Take for example the life of Krishna Kumar. He’s the perfect mate for any Indian woman–six-feet-three, handsome, fortyish, highly-educated and not the least bit impoverished. But Krishna Kumar intends never to marry. He has given his life to helping and healing, and now runs India’s second largest ayurveda clinic from Coimbatore in the South, exporting ancient healing remedies throughout the world. He travels widely, and freely, unfettered by family, able to respond to any need from any source at any time. He supports spiritual endeavors, and collaborates with a sadhika who enjoys the most articulate stage presence I have ever witnessed. For both of them, the wider world is family. They have no desire for wife or husband, no wish for children. They were born, they say, for another task, one that marriage would conflict with. They choose to be celibate and to serve. Their dedicated and selfless lives have impacted hundreds of thousands of people, uplifted and inspired even more.
Or take Keshav Hedgewar, founder of the RSS, who took a vow in 1910 at age 20 never to marry, but to lend his energies wholly to raising Hindu pride and consciousness.
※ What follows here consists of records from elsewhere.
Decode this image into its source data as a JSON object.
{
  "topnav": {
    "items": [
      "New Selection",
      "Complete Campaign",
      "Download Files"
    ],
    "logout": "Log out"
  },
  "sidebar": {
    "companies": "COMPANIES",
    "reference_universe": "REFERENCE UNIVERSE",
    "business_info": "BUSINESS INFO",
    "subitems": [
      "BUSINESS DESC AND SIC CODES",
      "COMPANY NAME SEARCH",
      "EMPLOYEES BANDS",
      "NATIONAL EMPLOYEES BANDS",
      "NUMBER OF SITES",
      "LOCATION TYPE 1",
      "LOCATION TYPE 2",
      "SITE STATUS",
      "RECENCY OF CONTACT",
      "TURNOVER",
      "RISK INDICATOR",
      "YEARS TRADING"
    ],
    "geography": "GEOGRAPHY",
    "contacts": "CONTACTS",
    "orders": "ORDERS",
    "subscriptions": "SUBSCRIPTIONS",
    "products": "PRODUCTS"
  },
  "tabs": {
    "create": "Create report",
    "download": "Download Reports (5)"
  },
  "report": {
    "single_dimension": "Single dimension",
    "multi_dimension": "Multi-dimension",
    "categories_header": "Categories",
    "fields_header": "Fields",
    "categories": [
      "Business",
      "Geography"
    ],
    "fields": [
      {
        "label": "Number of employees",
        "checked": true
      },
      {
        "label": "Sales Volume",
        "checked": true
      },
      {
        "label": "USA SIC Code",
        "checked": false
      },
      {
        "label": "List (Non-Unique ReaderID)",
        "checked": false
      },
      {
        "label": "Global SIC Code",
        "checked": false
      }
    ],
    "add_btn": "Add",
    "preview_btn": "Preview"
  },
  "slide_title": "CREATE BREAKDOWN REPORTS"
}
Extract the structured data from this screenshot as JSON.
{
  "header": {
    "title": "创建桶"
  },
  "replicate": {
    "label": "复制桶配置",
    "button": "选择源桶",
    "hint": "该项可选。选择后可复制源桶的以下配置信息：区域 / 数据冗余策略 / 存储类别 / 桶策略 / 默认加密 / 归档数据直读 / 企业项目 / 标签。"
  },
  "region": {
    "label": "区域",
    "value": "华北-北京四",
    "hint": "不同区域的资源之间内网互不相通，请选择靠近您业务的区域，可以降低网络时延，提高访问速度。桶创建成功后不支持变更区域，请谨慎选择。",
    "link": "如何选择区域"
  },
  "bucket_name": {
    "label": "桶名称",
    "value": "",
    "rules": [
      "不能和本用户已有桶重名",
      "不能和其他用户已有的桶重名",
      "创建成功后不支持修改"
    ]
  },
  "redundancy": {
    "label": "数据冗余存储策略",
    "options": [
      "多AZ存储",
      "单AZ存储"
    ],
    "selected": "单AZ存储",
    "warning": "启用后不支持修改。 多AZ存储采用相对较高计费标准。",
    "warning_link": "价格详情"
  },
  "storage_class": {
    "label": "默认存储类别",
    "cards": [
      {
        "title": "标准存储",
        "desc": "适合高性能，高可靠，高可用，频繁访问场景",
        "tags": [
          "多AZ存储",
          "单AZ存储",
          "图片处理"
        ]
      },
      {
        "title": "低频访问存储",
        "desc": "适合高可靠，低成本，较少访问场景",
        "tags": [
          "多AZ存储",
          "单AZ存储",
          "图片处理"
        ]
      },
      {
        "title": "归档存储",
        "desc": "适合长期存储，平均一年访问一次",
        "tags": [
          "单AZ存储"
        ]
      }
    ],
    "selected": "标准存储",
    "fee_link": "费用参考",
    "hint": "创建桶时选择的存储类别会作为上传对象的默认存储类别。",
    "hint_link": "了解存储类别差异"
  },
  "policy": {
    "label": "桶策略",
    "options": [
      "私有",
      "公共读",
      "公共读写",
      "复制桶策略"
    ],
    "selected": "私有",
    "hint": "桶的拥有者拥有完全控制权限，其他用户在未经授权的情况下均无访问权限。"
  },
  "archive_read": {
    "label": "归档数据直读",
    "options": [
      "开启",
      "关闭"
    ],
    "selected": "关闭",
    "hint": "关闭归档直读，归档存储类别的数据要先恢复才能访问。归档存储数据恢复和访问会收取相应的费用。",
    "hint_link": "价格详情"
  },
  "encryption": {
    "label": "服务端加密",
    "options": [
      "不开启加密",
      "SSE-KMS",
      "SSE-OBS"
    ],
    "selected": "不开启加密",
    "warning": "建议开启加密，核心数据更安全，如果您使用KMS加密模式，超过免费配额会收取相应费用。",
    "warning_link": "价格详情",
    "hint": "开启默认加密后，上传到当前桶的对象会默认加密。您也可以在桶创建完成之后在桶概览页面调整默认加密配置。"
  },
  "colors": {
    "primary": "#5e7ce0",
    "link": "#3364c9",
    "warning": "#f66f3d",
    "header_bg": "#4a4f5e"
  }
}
His life was instrumental to India’s independence and a testimony to the effectiveness of single-minded commitment, as was that of his successor, Golwalkar, who embraced as his mission the leadership of the RSS from 1940-1973. The next leader, Balasaheb Deoras, was also a life-long brahmachari, as is the current sarsanghchalak, Prof. Rajendra Singh. Under these four unmarried men, the institution grew from six teenagers in 1925 to nearly 700,000 active members. Even more remarkably, of the 6,000 or so pancharaks (a strategic local position in the group), well over 5,500 are sadhakas, bachelors dedicated solely to the RSS. I asked one retired RSS leader how much difference it makes if a member is unmarried or not. He said, “All the difference in the world. We tell our candidates, if you become married you can do 2 or 3 hours of service a day, at the most. So one unmarried pancharak is worth four or five ordinary men.” Thus, one of India’s largest and most influential institutions is living testimony to the power of the sadhaka path.
The Vivekananda Kendra in Kanya Kumari depends, almost exclusively, on sadhakas to carry out their extensive service and educational programs. But there is a change taking place in such groups, including the Kendra. Whereas traditionally the sadhaka’s decision is for life, nowadays young men and women are following the celibate path for 3 to 5 years, then opting to marry. Maybe that’s the Kali Yuga. Time will tell how this new approach works.